The approach of automatically creating a MakeHuman model described in section~\ref{approach.makehuman} was left unfinished. The system could be finished by finding proper correspondences of a point cloud and MakeHuman parameters. Ideally research should be made to see how actual measures of the body (such as forearm length and waist circumference) can be best approximated from point clouds. Furthermore, the relevant MakeHuman targets should be chosen and their effect determined so that their required weights can be directly computed.
The body part segmentation method portrayed in section~\ref{approach.segmentation} was a limiting factor in our work. Especially, finding more parts than we currently have would be beneficial. For example, discerning hand from forearm, foot from leg and neck from head would make measurements more accurate.

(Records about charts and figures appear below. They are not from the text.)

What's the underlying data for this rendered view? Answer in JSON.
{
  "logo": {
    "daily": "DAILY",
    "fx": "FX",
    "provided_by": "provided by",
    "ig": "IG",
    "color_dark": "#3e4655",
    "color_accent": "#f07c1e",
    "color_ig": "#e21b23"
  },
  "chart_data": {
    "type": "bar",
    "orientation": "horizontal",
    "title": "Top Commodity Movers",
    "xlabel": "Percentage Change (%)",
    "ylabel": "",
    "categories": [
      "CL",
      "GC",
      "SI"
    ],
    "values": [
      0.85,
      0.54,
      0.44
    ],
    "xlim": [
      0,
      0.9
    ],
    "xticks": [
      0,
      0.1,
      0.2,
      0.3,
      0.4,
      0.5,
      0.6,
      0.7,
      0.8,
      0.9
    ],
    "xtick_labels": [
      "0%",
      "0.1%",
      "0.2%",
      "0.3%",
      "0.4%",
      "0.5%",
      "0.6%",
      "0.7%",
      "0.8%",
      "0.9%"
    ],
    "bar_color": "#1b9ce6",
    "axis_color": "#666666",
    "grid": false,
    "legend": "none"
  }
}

We considered texturing methods and discuss them in section~\ref{approach.texturing} but never tried implementing them. If a reconstruction system is later otherwise completed, texturing should also be implemented.

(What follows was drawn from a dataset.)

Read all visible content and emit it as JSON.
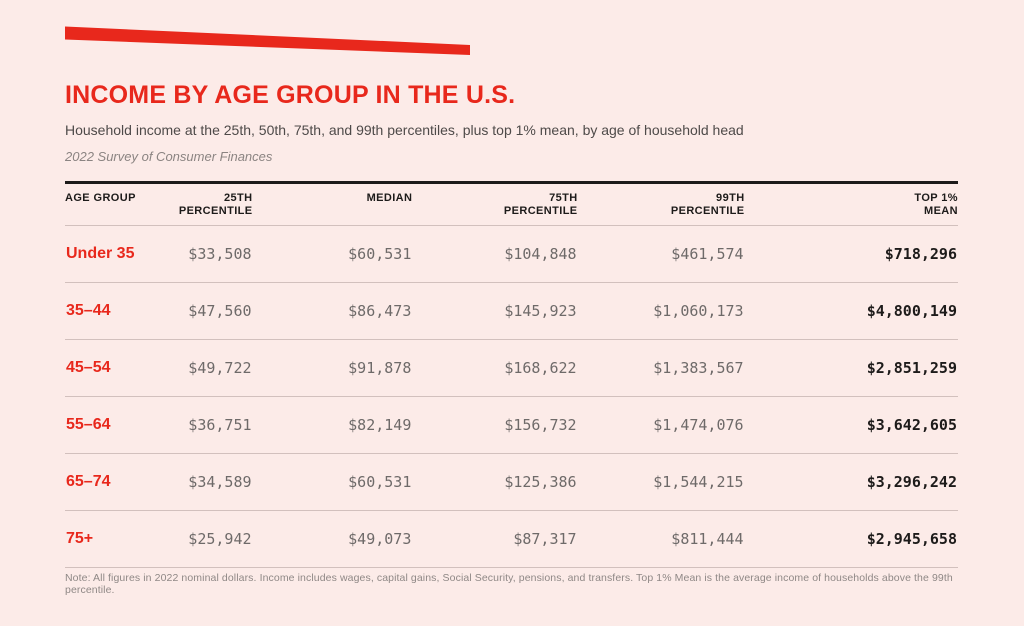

Things we experimented on but did not investigate in depth include the point cloud accumulation approach described in section~\ref{approach.accumulation} and the parallel Kinfu approach depicted in section~\ref{approach.parallel}. The point cloud accumulation method needs research on how a mesh can be reconstructed from the collected data. The parallel Kinfu approach might work better if visual features were considered instead of or in addition to geometric features. Testing this in practice will be easy if the source code to Kintinuous is released, as Kintinuous already supports three different tracking methods \citep{Whelan12rssw}.

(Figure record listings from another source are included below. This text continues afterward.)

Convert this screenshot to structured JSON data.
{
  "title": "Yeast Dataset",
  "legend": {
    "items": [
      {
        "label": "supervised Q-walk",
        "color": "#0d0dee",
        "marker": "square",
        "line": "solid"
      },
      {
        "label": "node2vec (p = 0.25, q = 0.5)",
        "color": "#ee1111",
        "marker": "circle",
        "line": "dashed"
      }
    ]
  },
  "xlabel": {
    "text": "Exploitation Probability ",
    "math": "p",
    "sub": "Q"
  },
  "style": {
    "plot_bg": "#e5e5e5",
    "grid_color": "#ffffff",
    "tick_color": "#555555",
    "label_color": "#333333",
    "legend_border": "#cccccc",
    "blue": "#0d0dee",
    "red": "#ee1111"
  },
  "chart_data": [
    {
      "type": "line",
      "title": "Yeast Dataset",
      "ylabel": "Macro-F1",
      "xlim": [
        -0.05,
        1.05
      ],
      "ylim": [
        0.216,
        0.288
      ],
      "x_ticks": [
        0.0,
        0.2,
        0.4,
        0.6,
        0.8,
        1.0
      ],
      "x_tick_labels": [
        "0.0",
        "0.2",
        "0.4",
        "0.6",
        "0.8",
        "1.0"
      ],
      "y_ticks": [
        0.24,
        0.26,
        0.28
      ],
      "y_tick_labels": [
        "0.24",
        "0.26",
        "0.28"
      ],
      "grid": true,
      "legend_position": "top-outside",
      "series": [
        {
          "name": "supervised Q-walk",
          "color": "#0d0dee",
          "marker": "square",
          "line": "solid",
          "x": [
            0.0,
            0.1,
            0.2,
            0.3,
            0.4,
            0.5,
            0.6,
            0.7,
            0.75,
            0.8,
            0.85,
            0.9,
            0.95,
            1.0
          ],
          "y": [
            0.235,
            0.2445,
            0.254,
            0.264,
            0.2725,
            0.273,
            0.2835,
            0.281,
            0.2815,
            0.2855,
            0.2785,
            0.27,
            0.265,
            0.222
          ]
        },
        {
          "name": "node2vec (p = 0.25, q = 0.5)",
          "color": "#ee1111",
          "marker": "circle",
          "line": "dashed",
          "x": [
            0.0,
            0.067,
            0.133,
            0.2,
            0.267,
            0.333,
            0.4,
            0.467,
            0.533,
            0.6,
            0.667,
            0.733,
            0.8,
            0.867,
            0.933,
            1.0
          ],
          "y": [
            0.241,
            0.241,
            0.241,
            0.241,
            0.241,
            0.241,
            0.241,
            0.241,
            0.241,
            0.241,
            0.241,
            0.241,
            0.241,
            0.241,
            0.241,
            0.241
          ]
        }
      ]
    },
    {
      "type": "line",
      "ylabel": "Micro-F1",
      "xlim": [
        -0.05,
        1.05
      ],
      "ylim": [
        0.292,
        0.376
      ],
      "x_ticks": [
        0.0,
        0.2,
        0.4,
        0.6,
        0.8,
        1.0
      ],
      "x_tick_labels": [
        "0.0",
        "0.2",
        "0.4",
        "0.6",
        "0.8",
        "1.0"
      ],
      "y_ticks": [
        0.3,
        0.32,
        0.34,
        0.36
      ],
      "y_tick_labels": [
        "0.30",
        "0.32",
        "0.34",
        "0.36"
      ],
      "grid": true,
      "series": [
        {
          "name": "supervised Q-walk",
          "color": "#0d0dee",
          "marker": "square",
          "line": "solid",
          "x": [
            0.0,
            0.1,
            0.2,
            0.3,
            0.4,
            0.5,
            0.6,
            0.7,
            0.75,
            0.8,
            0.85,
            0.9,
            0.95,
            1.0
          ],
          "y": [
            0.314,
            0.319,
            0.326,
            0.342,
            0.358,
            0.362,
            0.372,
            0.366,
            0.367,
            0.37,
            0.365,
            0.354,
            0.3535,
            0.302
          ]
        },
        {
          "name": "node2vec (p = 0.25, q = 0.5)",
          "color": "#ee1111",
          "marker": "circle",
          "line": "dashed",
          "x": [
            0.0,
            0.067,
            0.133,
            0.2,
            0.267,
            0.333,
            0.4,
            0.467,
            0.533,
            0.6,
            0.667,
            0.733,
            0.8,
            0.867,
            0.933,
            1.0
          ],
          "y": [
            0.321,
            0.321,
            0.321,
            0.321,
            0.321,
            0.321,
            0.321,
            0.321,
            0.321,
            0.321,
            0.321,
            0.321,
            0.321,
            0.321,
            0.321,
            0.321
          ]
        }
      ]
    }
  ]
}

% also: animation with the makehuman approach
\section{Conclusion}
The major accomplishments of this thesis are threefold in regard to human body reconstruction using depth camera data.
Firstly, we conducted a review of the subject matter, including existing systems and related research. In chapter~\ref{literature}, we described the most relevant areas of research in terms of what should be considered when designing a system for 3D reconstruction of the human body. We also encountered and identified the major problems that must be solved in order to create a working system.
Secondly, we suggested different valid approaches in chapter~\ref{approach}. We described each approach in terms of how the problem can be divided into sub-tasks and determined requirements for their implentations. We also analyzed possible problems with each approach and recommended the one we deemed most promising.
Thirdly, we made prototype implementations for many of the tasks described, as described in chapter~\ref{approach}. These implementations helped us further understand the tasks and problems that must be solved. They also provide a useful basis for further work on a complete human body reconstruction system.
\newtopic
Ultimately, this research did not meet its original goal---a complete human body reconstruction system that works in real time. Various causes contributed to this result. Fundamentally, the difficulty of achieving the chosen research goal was seriously underestimated. Our lack of previous knowledge of the subject matter was the primary reason for this. Unfortunately, there was little existing expertise in relevant research topics in the Department of Media Technology, and instruction during the research was lacking. Therefore, it took us long to realize our mistake.
Still, we have made a promising start in the research---the error was mostly in choosing the scope to fit the limited resources of a Master's thesis. Scoping the research appropriately was made difficult by the broadness of the subject. Any given task requires a broad understanding of different research areas, which had to be gained first. We also made the error of focusing on finding a lot of different ideas---while neglecting validation of their feasibility before committing to working on them.
All things considered, we made good groundwork by investigating, planning and partially implementing a system for human body reconstruction, while our original goal was not completely met.